Dr Denzil Albuquerque and Dr Jojo Kottoor discuss the management and prevention of endodontic perforations to increase the success rate of root canal treatment.
Tooth perforation is an artificial communication between the root canal system and the supporting tissues of teeth or to the oral cavity. They can either occur accidentally or due to pathologic causes like resorptions or caries. Accidental root perforations do occur in approximately 2–12% of endodontically treated teeth that might have serious implications.
Perforations occurring during root canal therapy may account for as many as 10% of all failed endodontic cases. In multi-rooted teeth, furcation perforations may occur whilst searching for the canal orifices, as dentin is removed from the pulpal floor. Misidentification of orifices or canals and routine endodontic causes (47%) along with over-zealous post space preparation (53%) are other common causes.
The biologic response of a perforated tooth is inflammatory and can cause a breakdown of the osseous and peri-radicular tissues. This perforation acts as an open channel encouraging bacterial entry either from root canal or periodontal tissues or both eliciting inflammatory response that results in fistula including bone resorptive processes may follow. When perforation occurs laterally or in furcation area there might be over growth of gingival epithelium towards the perforation site.
There are only two options in managing perforations, repair via a coronal approach or surgically, or else extraction. If a tooth is restorable, then visibility and access to the perforation site determine treatment success.
A 40-year-old patient was referred by a dentist who encountered a bleeding point in a previously root canal treated tooth. The patient complained of mild, intermittent pain with her right mandibular first molar.

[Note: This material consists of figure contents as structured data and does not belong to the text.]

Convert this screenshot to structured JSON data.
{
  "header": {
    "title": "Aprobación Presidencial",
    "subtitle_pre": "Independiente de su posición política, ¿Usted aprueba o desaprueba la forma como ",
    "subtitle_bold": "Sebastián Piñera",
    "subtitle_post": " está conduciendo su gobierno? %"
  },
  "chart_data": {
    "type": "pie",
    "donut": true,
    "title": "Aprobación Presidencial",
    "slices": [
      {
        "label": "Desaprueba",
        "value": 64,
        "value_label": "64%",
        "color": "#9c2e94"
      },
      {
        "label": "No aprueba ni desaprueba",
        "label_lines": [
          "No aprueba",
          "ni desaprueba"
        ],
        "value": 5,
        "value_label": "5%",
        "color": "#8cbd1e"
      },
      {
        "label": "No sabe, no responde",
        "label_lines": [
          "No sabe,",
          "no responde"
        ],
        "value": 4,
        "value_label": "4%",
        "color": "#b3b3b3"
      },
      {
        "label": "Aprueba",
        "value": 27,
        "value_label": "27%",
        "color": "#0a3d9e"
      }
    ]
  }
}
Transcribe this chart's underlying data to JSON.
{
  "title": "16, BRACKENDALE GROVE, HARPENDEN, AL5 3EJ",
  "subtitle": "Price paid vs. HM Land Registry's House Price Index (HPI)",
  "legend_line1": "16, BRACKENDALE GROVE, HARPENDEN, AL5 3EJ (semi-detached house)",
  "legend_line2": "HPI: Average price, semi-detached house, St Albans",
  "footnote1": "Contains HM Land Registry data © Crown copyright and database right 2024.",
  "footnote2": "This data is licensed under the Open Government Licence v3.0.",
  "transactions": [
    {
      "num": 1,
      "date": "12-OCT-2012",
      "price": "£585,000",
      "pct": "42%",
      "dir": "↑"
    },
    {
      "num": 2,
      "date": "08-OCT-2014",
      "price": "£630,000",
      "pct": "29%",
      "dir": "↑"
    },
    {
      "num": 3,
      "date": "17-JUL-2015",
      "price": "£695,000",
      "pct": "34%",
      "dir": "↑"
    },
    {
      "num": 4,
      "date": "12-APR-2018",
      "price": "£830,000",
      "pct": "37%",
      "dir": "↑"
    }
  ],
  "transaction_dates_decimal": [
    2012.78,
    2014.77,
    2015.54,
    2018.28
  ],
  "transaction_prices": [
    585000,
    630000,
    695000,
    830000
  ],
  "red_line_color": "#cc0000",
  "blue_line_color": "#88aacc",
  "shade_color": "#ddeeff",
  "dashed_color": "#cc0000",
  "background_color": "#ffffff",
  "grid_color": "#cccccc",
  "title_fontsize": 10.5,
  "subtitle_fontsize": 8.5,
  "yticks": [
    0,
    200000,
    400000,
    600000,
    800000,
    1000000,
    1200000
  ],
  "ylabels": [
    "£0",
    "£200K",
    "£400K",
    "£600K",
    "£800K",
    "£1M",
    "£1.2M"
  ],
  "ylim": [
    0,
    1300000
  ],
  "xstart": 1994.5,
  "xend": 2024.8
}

Clinically, the tooth had a temporary occlusal filling and was tender to percussion and palpation. The gingiva had mild recession with furcal probing on the buccal. A pre-operative x-ray and clinical exploration showed a bur-hole size furcal perforation along with thinning of the dentin on the pulpal floor. The radiograph confirmed an inadequate previously done root canal treatment and persistent apical periodontitis with both roots apices.
Root canal retreatment was completed in a single visit. Key emphasis was placed on irrigation with 5% sodium hypochlorite and passive ultrasonic activation (PUI) followed by heated obturation to obtain a hermetic seal up to working length.
The furcal perforation was cleaned of any inflamed or granulation tissue, the dentin defect was smoothened out using slow speed burs and then filled with white mineral trioxide aggregate (MTA), (ProRoot MTA, DentsplySirona). The MTA was then immediately covered with a layer of resin-modified glass ionomer cement (Fuji, GC) followed by composite resin (Empress, Ivoclar). The patient was then referred back to the referring dentist for a bonded coronal restoration and was advised regular follow-up.
The best treatment for any complication is prevention. For instance, hasty and impatient work or inappropriate patient scheduling is avoidable. Sound knowledge and understanding of the internal and external tooth anatomy along with multiple angulated pre-operative radiographs add clarity and allow for improved planning before the procedure.
Possessing the right tools and equipment and using them appropriately; like accurate bur orientation, slower speed, safe ended burs, measured depth of penetration are important factors in uneventful endodontics. Recognising change in handpiece angulation and thus access orientation due to restricted mouth opening or by the bow of rubber dam clamps is crucial.
Use of magnification, adequate illumination, ultrasonics and long shank burs provide enhanced visualisation and thus better control. Negotiating calcified pulp chambers should be done with caution especially for completely attached pulp stones. Visualising the pulpal floor aided with magnification will prevent misidentification of orifices or canals. Using non-diamond rotary drills at slow speed and respecting canal and root dimensions will prevent perforations during post space preparation.
The first sign of a perforation is sudden, profuse uncontrolled bleeding possibly accompanied with pain. Bleeding can be controlled by pressure or hypochlorite-soaked cotton pellets on the pulpal floor, or paper points or calcium hydroxide within canals.